Yangon (AsiaNews) – Protests by Tibetan monks against Chinese oppression are source of deep apprehension among the members of Myanmar’s ruling junta, fearful that it might spark a fresh, new wave of popular demonstrations like the one led by Buddhist monks in September 2007.

According to Mizzima News, an online news agency, soldiers and anti-riot police surrounded the Kaba Aye Monastery in Yangon, closing the site’s entry gate.

Sources told AsiaNews that the military government that has run the country formerly known as Burma has tighten security around other religious symbols as well as the heavily-guarded road to the airport.

The authorities have of course not provided any explanation for the tighter security. But some are speculating that the measures are a prelude to further crackdown on the population and Buddhist monks who might be tempted by anti-Chinese protests in Lhasa.

The generals might also be a bit touchy because of upcoming events that are important to the military regime, namely Army Day (27 march) and Burmese New Year (17 April).

The September movement leaders have said for some time that the military government, which has been in power since 1962, “shall not survive this year.”

There is also the May referendum on the constitution whose success is crucial if the junta wants to gain some international credibility for its “roadmap” towards democracy.
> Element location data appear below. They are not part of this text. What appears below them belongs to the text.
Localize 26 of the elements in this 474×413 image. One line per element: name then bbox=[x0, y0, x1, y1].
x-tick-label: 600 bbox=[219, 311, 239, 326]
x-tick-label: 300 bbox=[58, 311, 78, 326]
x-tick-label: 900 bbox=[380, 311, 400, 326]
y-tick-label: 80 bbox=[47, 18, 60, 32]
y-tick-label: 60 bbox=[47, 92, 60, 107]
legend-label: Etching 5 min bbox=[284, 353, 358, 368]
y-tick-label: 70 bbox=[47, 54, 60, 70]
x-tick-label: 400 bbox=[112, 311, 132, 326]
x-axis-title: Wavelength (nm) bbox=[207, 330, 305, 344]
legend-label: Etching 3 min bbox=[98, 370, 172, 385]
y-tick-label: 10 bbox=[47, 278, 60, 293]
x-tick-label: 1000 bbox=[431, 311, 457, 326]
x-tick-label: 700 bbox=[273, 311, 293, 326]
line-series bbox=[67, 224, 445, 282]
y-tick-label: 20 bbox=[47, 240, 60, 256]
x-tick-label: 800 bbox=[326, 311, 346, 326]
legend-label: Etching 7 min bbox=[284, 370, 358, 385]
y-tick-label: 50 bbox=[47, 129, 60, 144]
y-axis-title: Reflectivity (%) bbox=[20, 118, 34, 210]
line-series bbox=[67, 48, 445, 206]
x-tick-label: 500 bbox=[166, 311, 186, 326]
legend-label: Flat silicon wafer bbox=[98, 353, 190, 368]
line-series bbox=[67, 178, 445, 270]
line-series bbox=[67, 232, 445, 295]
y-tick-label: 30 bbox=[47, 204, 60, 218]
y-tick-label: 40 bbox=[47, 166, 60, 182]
But in the country the prevailing silence speaks volume as popular dissatisfaction grows by the day. Sources have told AsiaNews that in Yangon and Mandalay people continue to die from hunger; that unemployment is at an historical high; and that the price of gasoline is so high that people are at their wit’s end.

University bus fare was 900 kyat a month. It then jumped to 9,000 and is now 11,000.

Students cannot get to class by bus and must take the train, cheaper but also less reliable.

“Living or dying here in Burma mean the same thing,” said a young man in Mandalay who preferred to remain anonymous. “We live in terror with fear of being spied everywhere. We cannot even talk about politics at home. How long will we have to go on like this?”